Thursday, March 05, 2015

62 Years Since Stalin Died and His Regime is more Popular now than anytime since 1956

It has been 62 years since Stalin died. Despite knowing now more than ever about the crimes of his regime, Stalin is more popular than at anytime since Khrushchev denounced some of his crimes at the 20th Party Congress in 1956. The Perm-36 GULag camp has now been seized by the state.  No longer is it a museum dedicated to the victims of political repression under the Stalin regime. Instead it has been converted  into one celebrating the guards and other workers in the penal apparatus. The rehabilitation of Stalin's regime in the former USSR and other places has been going on for a while now. But, if you had told me in the 1980s at a time when Europe from Berlin to Baku was eagerly shaking off the yoke of Soviet rule that Stalinism would be undergoing a full rehabilitation from Madison to Moscow I would have thought you nuts. However, it turns out that the tepid attempts by Khrushchev at destalinization completely failed to take any root in Russia or Central Asia. 

2 comments:

Anonymous said...

There was such a huge wave of interest to the revelations of Stalin's crimes in 1986-1990. Every day would bring thick journals and newspapers with new revelations to our house. But then it all just died down and the subject became even kind of shameful to mention. Only really outdated weirdos would care and talk about such stuff.
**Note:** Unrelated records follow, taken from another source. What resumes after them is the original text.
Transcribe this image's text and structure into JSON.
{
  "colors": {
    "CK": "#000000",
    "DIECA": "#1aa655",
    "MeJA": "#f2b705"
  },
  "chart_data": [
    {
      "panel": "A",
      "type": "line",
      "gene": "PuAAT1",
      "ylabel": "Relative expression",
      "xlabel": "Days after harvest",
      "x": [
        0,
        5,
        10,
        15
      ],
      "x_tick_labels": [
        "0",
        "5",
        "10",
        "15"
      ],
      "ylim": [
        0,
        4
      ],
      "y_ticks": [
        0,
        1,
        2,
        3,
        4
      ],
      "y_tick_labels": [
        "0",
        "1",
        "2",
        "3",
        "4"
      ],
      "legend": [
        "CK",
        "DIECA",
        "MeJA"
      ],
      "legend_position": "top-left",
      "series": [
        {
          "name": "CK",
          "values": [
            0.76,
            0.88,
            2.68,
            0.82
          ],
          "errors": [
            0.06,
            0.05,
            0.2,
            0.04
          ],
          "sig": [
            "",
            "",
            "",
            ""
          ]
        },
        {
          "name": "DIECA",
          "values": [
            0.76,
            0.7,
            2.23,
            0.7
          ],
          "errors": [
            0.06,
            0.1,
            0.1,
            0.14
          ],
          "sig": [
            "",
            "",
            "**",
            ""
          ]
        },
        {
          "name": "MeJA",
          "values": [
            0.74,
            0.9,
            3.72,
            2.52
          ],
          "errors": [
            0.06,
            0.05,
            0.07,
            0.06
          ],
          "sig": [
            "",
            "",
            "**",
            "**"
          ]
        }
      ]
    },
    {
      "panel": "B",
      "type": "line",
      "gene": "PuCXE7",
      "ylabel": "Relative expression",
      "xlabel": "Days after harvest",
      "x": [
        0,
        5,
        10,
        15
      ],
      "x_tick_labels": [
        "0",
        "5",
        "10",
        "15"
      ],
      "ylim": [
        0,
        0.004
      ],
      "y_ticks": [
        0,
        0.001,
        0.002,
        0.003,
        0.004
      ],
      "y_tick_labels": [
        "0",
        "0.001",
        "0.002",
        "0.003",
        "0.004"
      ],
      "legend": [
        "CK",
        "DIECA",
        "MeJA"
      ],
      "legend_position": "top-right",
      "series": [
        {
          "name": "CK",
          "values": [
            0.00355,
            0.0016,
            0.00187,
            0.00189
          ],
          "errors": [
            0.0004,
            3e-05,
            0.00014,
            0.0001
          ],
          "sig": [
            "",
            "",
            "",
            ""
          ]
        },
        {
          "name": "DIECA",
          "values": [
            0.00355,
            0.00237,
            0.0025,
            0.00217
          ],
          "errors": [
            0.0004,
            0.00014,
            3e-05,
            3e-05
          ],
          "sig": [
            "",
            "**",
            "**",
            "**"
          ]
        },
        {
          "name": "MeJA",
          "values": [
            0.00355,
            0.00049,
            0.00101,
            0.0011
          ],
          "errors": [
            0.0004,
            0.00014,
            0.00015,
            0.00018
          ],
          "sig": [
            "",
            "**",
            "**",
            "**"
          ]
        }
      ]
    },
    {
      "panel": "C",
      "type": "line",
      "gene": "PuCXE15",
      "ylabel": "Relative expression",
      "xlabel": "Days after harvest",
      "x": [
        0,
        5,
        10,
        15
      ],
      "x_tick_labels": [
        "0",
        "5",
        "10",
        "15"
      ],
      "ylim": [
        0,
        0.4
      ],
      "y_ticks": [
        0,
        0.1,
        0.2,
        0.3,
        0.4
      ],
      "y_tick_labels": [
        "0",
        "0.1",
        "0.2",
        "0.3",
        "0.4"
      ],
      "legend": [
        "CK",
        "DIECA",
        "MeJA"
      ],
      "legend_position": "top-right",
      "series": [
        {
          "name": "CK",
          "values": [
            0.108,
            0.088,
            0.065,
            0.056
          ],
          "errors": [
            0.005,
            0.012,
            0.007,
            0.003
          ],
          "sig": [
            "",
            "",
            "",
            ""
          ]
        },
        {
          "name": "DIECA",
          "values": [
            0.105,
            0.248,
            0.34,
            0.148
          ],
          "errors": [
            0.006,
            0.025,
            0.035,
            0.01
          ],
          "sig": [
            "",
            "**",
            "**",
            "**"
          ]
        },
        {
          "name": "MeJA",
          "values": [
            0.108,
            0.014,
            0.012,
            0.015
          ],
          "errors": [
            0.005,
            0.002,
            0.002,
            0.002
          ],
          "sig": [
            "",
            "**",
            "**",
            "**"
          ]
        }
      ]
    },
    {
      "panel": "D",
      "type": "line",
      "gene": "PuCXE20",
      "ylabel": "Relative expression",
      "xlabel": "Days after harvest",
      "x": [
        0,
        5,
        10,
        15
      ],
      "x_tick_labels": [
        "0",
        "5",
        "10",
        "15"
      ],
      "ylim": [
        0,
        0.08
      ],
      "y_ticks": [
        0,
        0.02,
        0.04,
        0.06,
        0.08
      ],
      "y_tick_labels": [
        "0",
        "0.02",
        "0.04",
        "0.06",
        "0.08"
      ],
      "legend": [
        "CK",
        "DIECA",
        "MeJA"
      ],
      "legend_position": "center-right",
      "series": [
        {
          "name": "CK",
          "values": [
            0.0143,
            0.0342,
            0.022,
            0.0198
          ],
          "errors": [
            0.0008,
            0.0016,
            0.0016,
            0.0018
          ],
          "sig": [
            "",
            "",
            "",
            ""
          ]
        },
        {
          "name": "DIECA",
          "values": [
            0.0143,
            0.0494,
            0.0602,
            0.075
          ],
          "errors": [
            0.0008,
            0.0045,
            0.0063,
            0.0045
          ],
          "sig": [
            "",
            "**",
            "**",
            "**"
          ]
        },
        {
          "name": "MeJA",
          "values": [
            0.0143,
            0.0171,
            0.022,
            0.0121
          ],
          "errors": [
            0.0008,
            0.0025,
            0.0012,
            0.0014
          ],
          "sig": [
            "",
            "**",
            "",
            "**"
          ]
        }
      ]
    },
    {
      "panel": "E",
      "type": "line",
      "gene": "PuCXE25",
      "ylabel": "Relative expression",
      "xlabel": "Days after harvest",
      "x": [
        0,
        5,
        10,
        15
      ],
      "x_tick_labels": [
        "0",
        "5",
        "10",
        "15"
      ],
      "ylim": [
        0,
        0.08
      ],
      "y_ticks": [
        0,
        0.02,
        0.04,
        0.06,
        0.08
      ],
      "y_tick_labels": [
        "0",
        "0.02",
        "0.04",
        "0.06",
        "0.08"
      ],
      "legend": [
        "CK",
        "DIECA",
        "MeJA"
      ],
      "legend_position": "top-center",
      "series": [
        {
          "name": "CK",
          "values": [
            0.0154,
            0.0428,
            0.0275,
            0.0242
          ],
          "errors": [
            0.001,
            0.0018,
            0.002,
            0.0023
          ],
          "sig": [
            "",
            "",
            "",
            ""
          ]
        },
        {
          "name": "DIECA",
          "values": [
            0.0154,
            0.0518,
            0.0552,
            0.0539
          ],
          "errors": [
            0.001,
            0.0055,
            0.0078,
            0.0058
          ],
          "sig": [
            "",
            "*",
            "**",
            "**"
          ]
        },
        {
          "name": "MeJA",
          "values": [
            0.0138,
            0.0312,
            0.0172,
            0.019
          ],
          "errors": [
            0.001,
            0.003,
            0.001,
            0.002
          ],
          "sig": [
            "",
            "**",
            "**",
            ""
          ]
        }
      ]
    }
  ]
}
And such abandonment of history always exacts a steep price.

J. Otto Pohl said...

Yes, I remember the early 1990s when a huge amount of material on Stalinist crimes was published and it looked like there might be something approaching normal archival access in the former USSR eventually. Now those days are over permanantly. All material that was classified in Kyrgyzstan during the Stalin era had already been again reclassified as top secret before 2012.